Learning a New Handgun

So you decided it’s time to change competition guns? Maybe you saw your favorite shooter laying down impressive rates of fire and want “their” gun. Maybe you were shooting your carry gun and wanted a competition oriented gun. It could be that you carry a Glock but really love the 1911 and want to shoot Single Stack. Perhaps you are like me; you wanted your USPSA Production gun to be steel, ensuring a venture into DA/SA territory.

The reasons we might change competition guns are as myriad as there are actual guns suitable for competition. In 2015 I changed from a 9mm XD Tactical to a 9mm CZ P-09 and then to a 9mm Tanfoglio Limited Pro; all in the span of 6 months. In doing so I learned three glaring pieces of knowledge.

  1. You will waste lots of money on ammo, holsters, mags, and accouterments; all while you never grow beyond your baseline skill set.
  1. Unless you are just changing to a larger version of your current gun (Glock 19 to Glock 34), you will always be working to gain your skills back to where they were prior to the swap.
  1. The top shooters in the world can go from a 1911 too a striker fired gun, then too a revolver with little training fanfare.  Odds are very good that you are not one of the top shooters in the world!  It will take more time for you to “relearn” each time you change.

I firmly believe the best shooters in the world got there by sticking to one gun or platform during the formative years of their competitive shooting.

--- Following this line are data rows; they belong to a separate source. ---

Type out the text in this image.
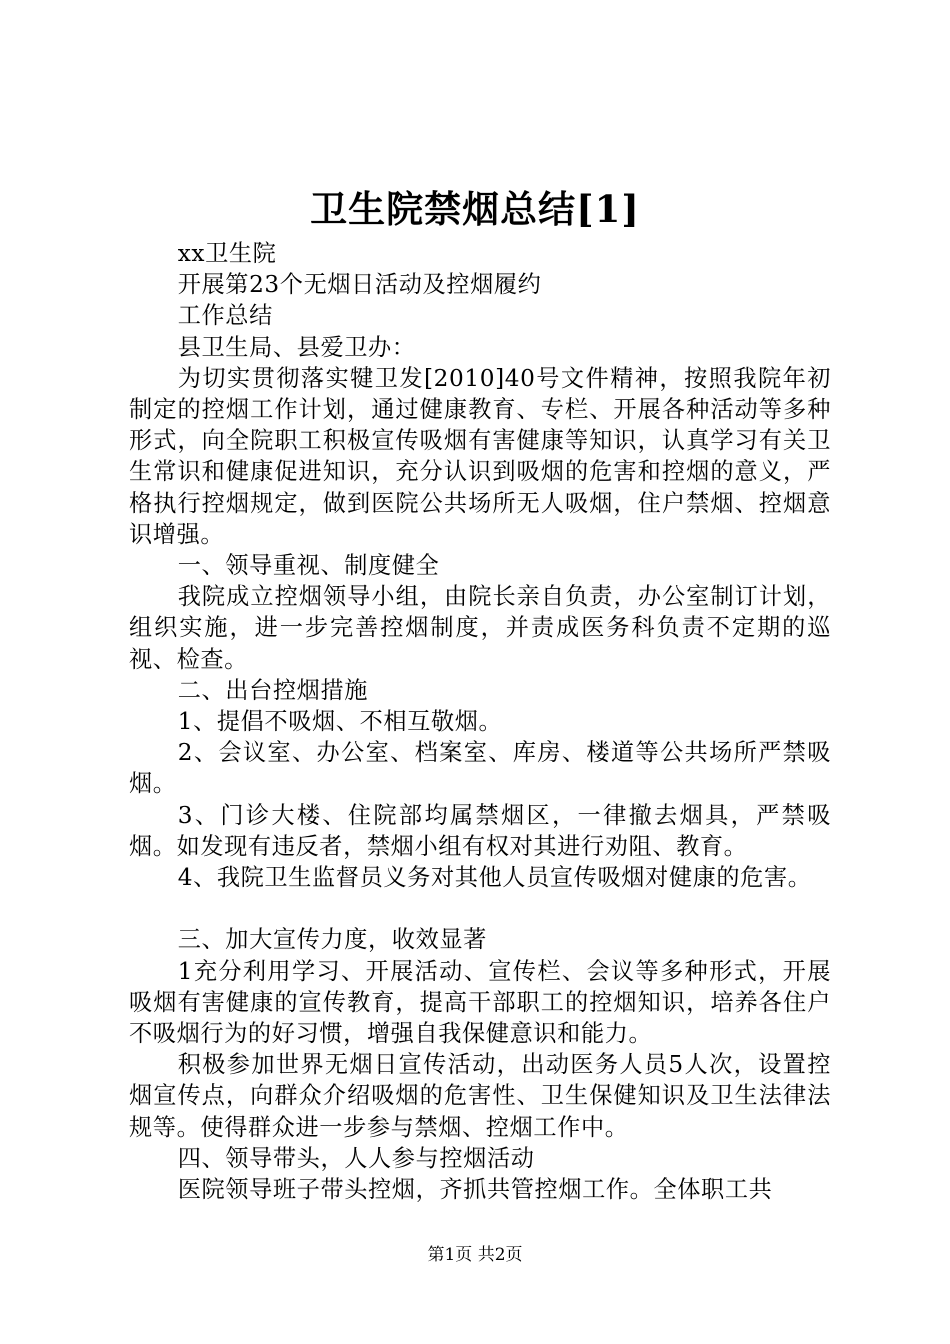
卫生院禁烟总结[1]

xx卫生院

开展第23个无烟日活动及控烟履约

工作总结

县卫生局、县爱卫办：

为切实贯彻落实犍卫发[2010]40号文件精神，按照我院年初制定的控烟工作计划，通过健康教育、专栏、开展各种活动等多种形式，向全院职工积极宣传吸烟有害健康等知识，认真学习有关卫生常识和健康促进知识，充分认识到吸烟的危害和控烟的意义，严格执行控烟规定，做到医院公共场所无人吸烟，住户禁烟、控烟意识增强。

一、领导重视、制度健全

我院成立控烟领导小组，由院长亲自负责，办公室制订计划，组织实施，进一步完善控烟制度，并责成医务科负责不定期的巡视、检查。

二、出台控烟措施

1、提倡不吸烟、不相互敬烟。

2、会议室、办公室、档案室、库房、楼道等公共场所严禁吸烟。

3、门诊大楼、住院部均属禁烟区，一律撤去烟具，严禁吸烟。如发现有违反者，禁烟小组有权对其进行劝阻、教育。

4、我院卫生监督员义务对其他人员宣传吸烟对健康的危害。

三、加大宣传力度，收效显著

1充分利用学习、开展活动、宣传栏、会议等多种形式，开展吸烟有害健康的宣传教育，提高干部职工的控烟知识，培养各住户不吸烟行为的好习惯，增强自我保健意识和能力。

积极参加世界无烟日宣传活动，出动医务人员5人次，设置控烟宣传点，向群众介绍吸烟的危害性、卫生保健知识及卫生法律法规等。使得群众进一步参与禁烟、控烟工作中。

四、领导带头，人人参与控烟活动

医院领导班子带头控烟，齐抓共管控烟工作。全体职工共

第1页 共2页
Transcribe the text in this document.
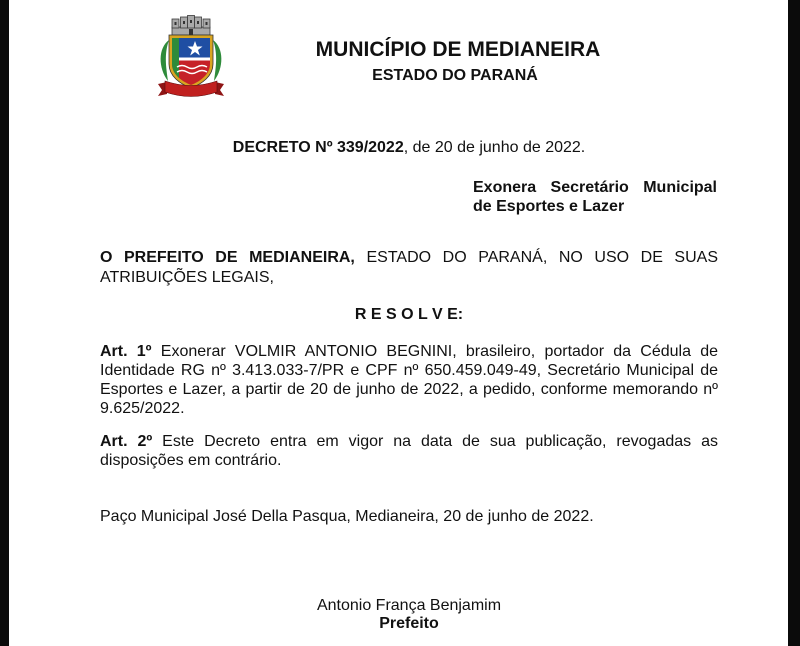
MUNICÍPIO DE MEDIANEIRA
ESTADO DO PARANÁ
DECRETO Nº 339/2022, de 20 de junho de 2022.
Exonera Secretário Municipal de Esportes e Lazer
O PREFEITO DE MEDIANEIRA, ESTADO DO PARANÁ, NO USO DE SUAS ATRIBUIÇÕES LEGAIS,
R E S O L V E:
Art. 1º Exonerar VOLMIR ANTONIO BEGNINI, brasileiro, portador da Cédula de Identidade RG nº 3.413.033-7/PR e CPF nº 650.459.049-49, Secretário Municipal de Esportes e Lazer, a partir de 20 de junho de 2022, a pedido, conforme memorando nº 9.625/2022.
Art. 2º Este Decreto entra em vigor na data de sua publicação, revogadas as disposições em contrário.
Paço Municipal José Della Pasqua, Medianeira, 20 de junho de 2022.
Antonio França Benjamim
Prefeito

Once you have a good baseline skill set and can develop a solid stage plan, then the effects of a gear change are less obvious to the observer. Still, changing competition guns are an inevitability for many. Some are just chasing the newest fashion; others do so for more legitimate reason. I offer this to help you learn your new friend as quick as possible.


The first thing you will notice after changing guns is the difference in the draw. The gun may weigh the same but other factors come into play. The grip angle, the slide length, hell, even the actual holster design can befuddle us. To offset this I like to start over and go slow.

When learning a new competition gun I will put the timer away for a couple of weeks. I will take 3 or 4 dry fire sessions, approximately 15 minutes each, and  only work on the draw stroke. I am not one to believe “slow is smooth, smooth is fast” but in this case we are trying to achieve slow AND smooth excellence. I like too do a controlled draw AND a controlled re-holster. This is a good time to “tune up” your fundamentals and identify any bad habits you may have had. There is no reason to transfer the bad habits over to your new gun!

Does your support hand meet the gun at the appropriate place? Are you sure?

Clap your hands. Feels natural doesn’t it? That is where I like for my hands to meet. Some people like to race the support hand to the holster. I have tried that and noticed no measurable difference on the timer; so, I went with what felt more natural and relaxed. Of course, your mileage may vary.

After doing slow draws for a few days I speed up. I take my last known dry fire draw time, add 0.2 seconds and start working it out. Within a session or two you should be really close.

Magazine Changes

No, I don’t mean putting new reading material in the bathroom. Although that is important!

I mean mag changes in the gun. To be honest, this may or may not be an issue. When I went from the XD to the P-09 my times actually improved as a result of the P-09’s generous mag opening. Going from the P-09 to the Tanfo was an absolute train wreck. I have heard countless people say loading a metal gun is more difficult and they are correct! It is not the mag opening that causes problems though; no, it is friction on the sides of the mags when you aren’t precise with your insertion.  How do we get better at mag changes?

Two words: Burkett Reload!

The Burkett Reload was designed by Matt Burkett and it works. You can read more about the drill here. But when starting after changing guns, I like to do Burkett Reloads slow and smooth. I will generally do 5 minutes of slow Burkett Reloads followed by 5 minutes of slow, full-on reloads and return to sight picture. I will do this for 5 days. The improvements are astonishing!


Similar too mag changes, you may find your transitions are not affected. Then again you may find them to be slower. This is especially true if you changed to a heavier gun. To quickly learn (relearn?) transitions I steal the advice of Steve Anderson. Use a metronome. If you don’t play musical instruments you probably don’t have a metronome lying around. Don’t fret! Apps abound and they are often free.


I like to set the metronome at a slow and comfortable pace and then set a regular countdown timer for 3 minutes. Start on a target and then transition to another in rhythm with the metronome. I promise 3 minutes will be enough for one session as your arms and shoulders will now hate you!

Doing this for a week should be good enough. Each session try to go a little faster.  I don’t use a metronome regularly, but I find it helps build muscle and help you brain learn the transition influences of your new competition gun.

There you have it. Three methods I have used with great success when changing competition guns. You will notice the absence of trigger training. That is by design. Learning the new trigger will be dependent on the type, the quality of the trigger and what you were used too.  Once I finish these drills I resume regular dry and live fire and really get to know my new gun.

Changing gear often drives us to practice more. Hopefully these tips will help you make your practice productive, quicker.